Ukip Candidate William Henwood Who Said Lenny Henry Should Live In A 'Black Country' Resigns

Ukip's Lenny Henry Basher Quits

A Ukip council candidate who said comedian Lenny Henry should leave Britain to live in a “black country” has resigned from the party.

William Henwood, who was hoping to represent Ukip in Enfield, made the comments in response to the comedian's claims that there were not enough ethnic minority faces on the BBC.

William Henwood suggested the comedian Lenny Henry leave Britain

The Ukip candidate tweeted in response: “He should emigrate to a black country. He does not have to live with whites.”

A Ukip spokesman said Mr Henwood had resigned his membership of Ukip after it was "mutually agreed this would be the best course".

A Ukip spokesman said: "Mr Henwood's remarks about Lenny Henry caused enormous offence and Ukip MEP candidate for the West Midlands Bill Etheridge spoke for many in the party with his strong condemnation."

The party has also begun action to expel two members after an internal investigation found evidence of links to far-right groups.

One of the men was discovered to have been a member of the British National Party from 2005-2010, the second to have been a donor to the English Defence League.

The process to throw out the the two men, who have not been named, came as party leader Nigel Farage claimed attempts to portray Ukip as racist will prove a "disastrous mistake" for the established political parties.

Mr Farage was accused of aping far-right tactics and attracting extremists to his cause ahead of the May 22 European elections.

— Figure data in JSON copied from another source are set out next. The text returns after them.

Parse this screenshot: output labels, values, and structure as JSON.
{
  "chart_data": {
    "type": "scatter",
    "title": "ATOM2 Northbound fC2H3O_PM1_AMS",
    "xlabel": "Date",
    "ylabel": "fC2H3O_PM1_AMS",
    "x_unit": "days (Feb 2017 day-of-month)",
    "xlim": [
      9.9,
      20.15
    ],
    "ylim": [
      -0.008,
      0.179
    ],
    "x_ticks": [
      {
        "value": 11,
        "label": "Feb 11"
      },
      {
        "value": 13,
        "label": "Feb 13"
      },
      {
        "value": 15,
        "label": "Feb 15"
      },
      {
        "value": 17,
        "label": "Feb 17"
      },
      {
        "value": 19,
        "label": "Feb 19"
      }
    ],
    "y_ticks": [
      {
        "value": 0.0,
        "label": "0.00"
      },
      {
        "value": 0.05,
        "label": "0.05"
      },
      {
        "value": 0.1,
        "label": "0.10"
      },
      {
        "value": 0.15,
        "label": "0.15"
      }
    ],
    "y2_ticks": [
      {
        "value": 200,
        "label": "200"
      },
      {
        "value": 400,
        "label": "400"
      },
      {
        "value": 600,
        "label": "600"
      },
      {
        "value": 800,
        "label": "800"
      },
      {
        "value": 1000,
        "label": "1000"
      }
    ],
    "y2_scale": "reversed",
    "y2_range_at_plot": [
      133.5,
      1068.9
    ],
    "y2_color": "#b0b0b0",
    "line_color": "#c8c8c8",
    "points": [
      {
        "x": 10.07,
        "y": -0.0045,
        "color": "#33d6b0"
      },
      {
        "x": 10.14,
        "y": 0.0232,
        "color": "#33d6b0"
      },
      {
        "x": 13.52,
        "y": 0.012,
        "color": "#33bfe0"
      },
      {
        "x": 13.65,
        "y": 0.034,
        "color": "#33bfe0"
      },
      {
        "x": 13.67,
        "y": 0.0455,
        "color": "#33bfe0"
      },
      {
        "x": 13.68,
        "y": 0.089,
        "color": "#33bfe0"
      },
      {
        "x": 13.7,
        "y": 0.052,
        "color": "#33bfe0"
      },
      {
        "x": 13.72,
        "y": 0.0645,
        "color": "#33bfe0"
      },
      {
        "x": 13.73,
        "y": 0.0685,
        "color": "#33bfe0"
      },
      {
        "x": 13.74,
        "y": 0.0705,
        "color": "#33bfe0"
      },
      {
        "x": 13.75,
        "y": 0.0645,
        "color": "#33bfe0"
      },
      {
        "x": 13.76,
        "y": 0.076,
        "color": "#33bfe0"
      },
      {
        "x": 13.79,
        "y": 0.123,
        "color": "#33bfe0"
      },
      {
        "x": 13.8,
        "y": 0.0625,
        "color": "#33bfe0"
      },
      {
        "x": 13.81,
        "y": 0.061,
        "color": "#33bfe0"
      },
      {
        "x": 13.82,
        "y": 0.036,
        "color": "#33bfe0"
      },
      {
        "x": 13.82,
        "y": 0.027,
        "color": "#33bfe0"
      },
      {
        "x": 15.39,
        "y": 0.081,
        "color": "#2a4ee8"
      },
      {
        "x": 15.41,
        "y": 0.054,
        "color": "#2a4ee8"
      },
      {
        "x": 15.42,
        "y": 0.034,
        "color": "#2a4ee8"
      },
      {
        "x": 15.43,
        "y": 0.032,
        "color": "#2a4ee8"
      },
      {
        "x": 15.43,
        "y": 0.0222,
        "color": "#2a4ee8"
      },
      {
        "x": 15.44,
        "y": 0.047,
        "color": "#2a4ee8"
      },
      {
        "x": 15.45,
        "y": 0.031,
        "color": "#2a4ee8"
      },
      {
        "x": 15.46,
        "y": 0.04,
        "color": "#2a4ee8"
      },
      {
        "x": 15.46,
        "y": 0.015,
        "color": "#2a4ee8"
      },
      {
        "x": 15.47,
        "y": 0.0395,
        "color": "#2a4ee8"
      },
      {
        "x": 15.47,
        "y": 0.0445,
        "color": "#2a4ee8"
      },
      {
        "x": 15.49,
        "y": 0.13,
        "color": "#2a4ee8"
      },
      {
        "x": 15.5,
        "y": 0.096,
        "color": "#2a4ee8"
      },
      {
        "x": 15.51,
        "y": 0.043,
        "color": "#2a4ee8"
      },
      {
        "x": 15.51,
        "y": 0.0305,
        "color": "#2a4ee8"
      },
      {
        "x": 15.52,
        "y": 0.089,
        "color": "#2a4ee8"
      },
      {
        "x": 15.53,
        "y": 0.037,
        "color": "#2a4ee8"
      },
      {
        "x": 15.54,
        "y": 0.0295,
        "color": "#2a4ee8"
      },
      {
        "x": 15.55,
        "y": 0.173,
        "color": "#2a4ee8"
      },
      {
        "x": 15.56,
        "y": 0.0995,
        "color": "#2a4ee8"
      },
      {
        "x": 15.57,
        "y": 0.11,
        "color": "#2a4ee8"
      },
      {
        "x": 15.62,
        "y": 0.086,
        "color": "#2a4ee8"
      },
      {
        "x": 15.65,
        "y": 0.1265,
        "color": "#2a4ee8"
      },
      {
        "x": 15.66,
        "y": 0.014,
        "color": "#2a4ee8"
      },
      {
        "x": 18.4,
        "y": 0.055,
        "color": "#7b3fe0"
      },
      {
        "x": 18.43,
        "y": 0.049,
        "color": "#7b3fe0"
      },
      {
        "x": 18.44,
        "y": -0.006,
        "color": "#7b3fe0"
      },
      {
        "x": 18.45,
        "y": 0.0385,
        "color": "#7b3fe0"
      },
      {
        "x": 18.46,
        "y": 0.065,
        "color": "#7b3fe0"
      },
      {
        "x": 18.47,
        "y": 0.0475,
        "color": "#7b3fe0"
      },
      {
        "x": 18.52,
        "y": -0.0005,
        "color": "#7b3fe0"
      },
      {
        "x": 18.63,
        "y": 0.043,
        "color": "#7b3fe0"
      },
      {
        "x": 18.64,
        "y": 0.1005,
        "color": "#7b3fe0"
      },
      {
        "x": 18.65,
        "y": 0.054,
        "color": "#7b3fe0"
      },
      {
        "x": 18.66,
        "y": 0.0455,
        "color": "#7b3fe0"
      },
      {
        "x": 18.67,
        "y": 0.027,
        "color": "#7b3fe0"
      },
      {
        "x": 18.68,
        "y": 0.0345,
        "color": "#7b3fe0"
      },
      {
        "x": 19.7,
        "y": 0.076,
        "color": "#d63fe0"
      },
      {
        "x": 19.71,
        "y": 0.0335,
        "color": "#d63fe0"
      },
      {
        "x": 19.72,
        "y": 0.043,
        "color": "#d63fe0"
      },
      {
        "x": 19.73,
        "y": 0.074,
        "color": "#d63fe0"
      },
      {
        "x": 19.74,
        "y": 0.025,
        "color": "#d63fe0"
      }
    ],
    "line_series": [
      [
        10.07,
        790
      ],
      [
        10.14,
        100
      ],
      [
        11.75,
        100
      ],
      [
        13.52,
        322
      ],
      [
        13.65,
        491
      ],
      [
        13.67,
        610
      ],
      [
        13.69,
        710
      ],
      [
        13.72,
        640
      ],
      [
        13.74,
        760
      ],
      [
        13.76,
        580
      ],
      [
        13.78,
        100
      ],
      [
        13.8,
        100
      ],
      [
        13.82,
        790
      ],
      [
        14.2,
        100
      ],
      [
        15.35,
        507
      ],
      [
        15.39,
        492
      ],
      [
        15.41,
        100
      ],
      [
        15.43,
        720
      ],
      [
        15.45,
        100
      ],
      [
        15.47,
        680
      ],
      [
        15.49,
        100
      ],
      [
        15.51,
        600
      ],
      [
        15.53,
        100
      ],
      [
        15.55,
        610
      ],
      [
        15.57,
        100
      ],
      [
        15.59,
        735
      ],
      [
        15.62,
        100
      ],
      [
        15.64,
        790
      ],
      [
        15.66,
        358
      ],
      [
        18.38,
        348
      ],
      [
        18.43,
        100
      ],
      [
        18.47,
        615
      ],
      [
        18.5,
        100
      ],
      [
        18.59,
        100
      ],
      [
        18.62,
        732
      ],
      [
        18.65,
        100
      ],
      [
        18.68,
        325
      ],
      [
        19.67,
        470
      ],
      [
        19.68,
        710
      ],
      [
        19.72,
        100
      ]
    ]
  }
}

A series of controversies over offensive comments made by candidates and supporters and a stark anti-EU immigration poster campaign have failed to dent Ukip's soaring poll ratings which have put it on course to top the national poll.

And Mr Farage likened attempts to portray his party as racist with then prime minister Gordon Brown's dismissal of a voter who complained to him about the impact of immigration during the 2010 general election campaign as a "bigot".

"I think the British public will take this extremely badly. I believe they want and appreciate the new choices being offered to them by Ukip on issues like immigration control, and will certainly not appreciate being branded racist for doing so."

Labour former minister Barbara Roche - who chairs the Migration Matters Trust with a Tory MP and Liberal Democrat peer - said the party was guilty of "a form of 'Euracism'".

"They are deploying the same language and tactics used by openly racist parties like the BNP, but instead of targeting migrants from Africa and Asia they are targeting migrants from within the EU," she said.

"It is no less offensive to say British families should be wary of Romanians moving in next door than it is to say it of Nigerians or Indians," she said, in response to Mr Farage's own warnings about the dangers posed by Eastern European immigrants.

Dismissing Mr Farage's claims that those exposed were "a few rotten apples", she said: "Andre Lampitt and William Henwood haven't stumbled into supporting Ukip by accident. They see a direct correlation between their own extremist views and those of the party they have been campaigning for."

Mr Farage issued an angry retort, however, as he continued to campaign around the country with his party riding high in the opinion polls and increasingly confident of achieving the political "earthquake" he has been promising for some time.

"I am really sorry that millions of people who have decided to vote Ukip next month now find themselves accused by the political establishment of supporting racism," he said.

"This is like the incident between Gordon Brown and Gillian Duffy at the last general election writ large: this time it is not merely one person being slandered by one establishment party, but huge numbers of decent British people under attack, and all three Westminster parties levelling the charge of racism and bigotry."

Ukip was now "recognised as a threat to the entire establishment" and the three main parties were ganging up and "slinging mud".

"They are trying to browbeat the British public into abandoning Ukip and sticking with open-door immigration by using the most disgraceful slurs.

This is the classic tactic of any cartel whose position is threatened by a new competitor in the market place.

"The electorate is not in the mood to be intimidated by the political establishment and Messrs Cameron, Miliband and Clegg have just made another disastrous mistake. I call on all fair-minded British people to swing behind Ukip and teach these creeps a lesson they won't forget in a hurry."